Lahiri’s first collection is similarly concerned with community, but also the fragmentation of community. Her East Coast Bengali-Americans are contrasted with Indians at home in Calcutta – in the title story most obviously where a vacationing family of Indian-Americans are given a tour of a temple by a local guide. In each of these collections then, characters are collected within a certain community, but each suggests a varied relation to, or place within that community. Most notably each of these communities – like the post-war Jewish-American one in Goodbye, Columbus – are in a state of flux. These changes, these moves – geographical, or socio-economic, or cultural – all imply a fragmenting of community, a whole that is also in parts, which seems especially well suited to the collection as a form, and perhaps suggests that the collection, (as much as the story, as many have suggested), is an especially American form, a reflection of the melting pot.
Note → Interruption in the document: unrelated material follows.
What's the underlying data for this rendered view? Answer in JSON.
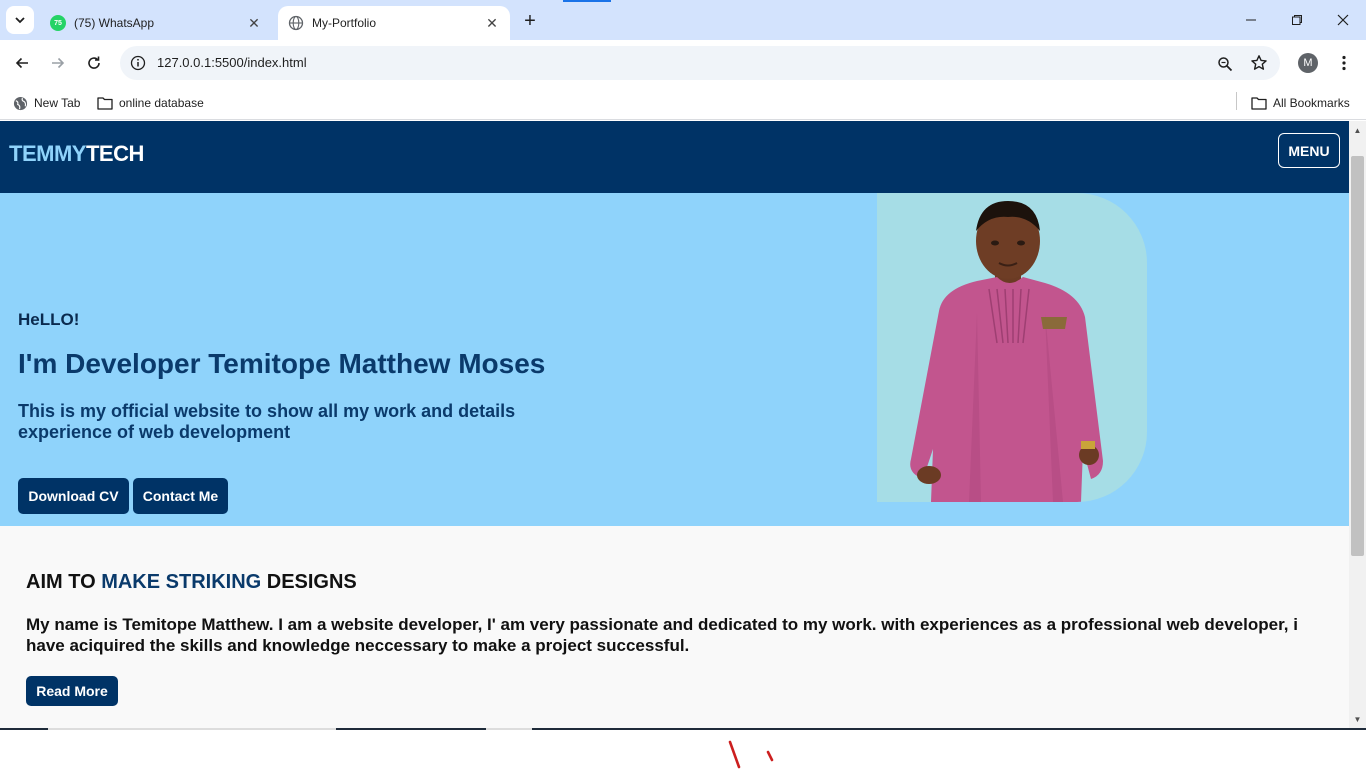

Some of the communities of collections, however, are formed less by geography and ethnicity than by shared events. It’s perhaps significant that several of the books I’ve already touched on are shaped by war – the first world war of In Our Time, the second underpinning Nine Stories, Vietnam in The Things They Carried. War makes communities – of comrades, of survivors – while simultaneously destroying or fragmenting them, and the experience of these wars is in itself fragmentary for their participants. Vietnam for O’Brien is episodic, senseless – very fit material for a collection. As for Hemingway’s war, it seems too vast to be more than glimpsed at, and the cumulative effect of In Our Time is an almost cubist portrait of the conflict (one that ends in “Big Two Hearted River” with Nick alone, going fishing, but first crossing the burnt out landscape of a forest fire which resonates with the shattered images of no-man’s land he’s left behind). As for Salinger, Nine Stories is more concerned with the fragmentary aftermath of war – the discontinuities of early death and especially suicide.
Several of the collections mentioned here are, of course, linked (and sometimes linked to other work by their authors) by recurring characters – Nick Adams, Seymour Glass, “Tim O’Brien” himself. But these individuals are typically part of a community – the Lost Generation, the Glass family, Alpha Company – in transition, or disillusion. In Edward Jones’ DC community and Sherwood Anderson’s Winesburg characters who appear as minor figures in one story, part of the background community, recur as major players in another, or vice versa. Joyce, interestingly, eschews such links, a surprising choice since the Dublin of his day is a small town compared to a modern city and we might expect in such a teeming volume characters to bump up against each other. And yet, if we look at “The Dead”, there’s a sense in which it gathers up at its great holiday feast not the individuals we’ve encountered in past stories, but their types, their spirits we might even say. The drunks, the serving girls, the literary men, the singers from the earlier stories all find their analogs around the table. Even the recurring individuals in these collections though are subject to fragmentation. It’s significant perhaps that Denis Johnson’s collection includes titles like “Two Men” and “The Other Man” and that mirrors play a recurring role in the stories (at one moment he writes of a mirror above a bar as “a knife dividing everything from itself” a terrific image which also happens to echo the most memorable image of the whole collection, a knife plunged into someone’s eye). Lorrie Moore for her part has a story called “How to be the other woman”, and her use of 2nd person in Self Help is interesting in that her “You’s” seem to simultaneously imply an effaced “I” – a double voiced quality we see in many retrospective narrations where both the child’s point of view and that of the adult looking back are suggested (Jones, for instance, deploys this strategy in “The First Day”).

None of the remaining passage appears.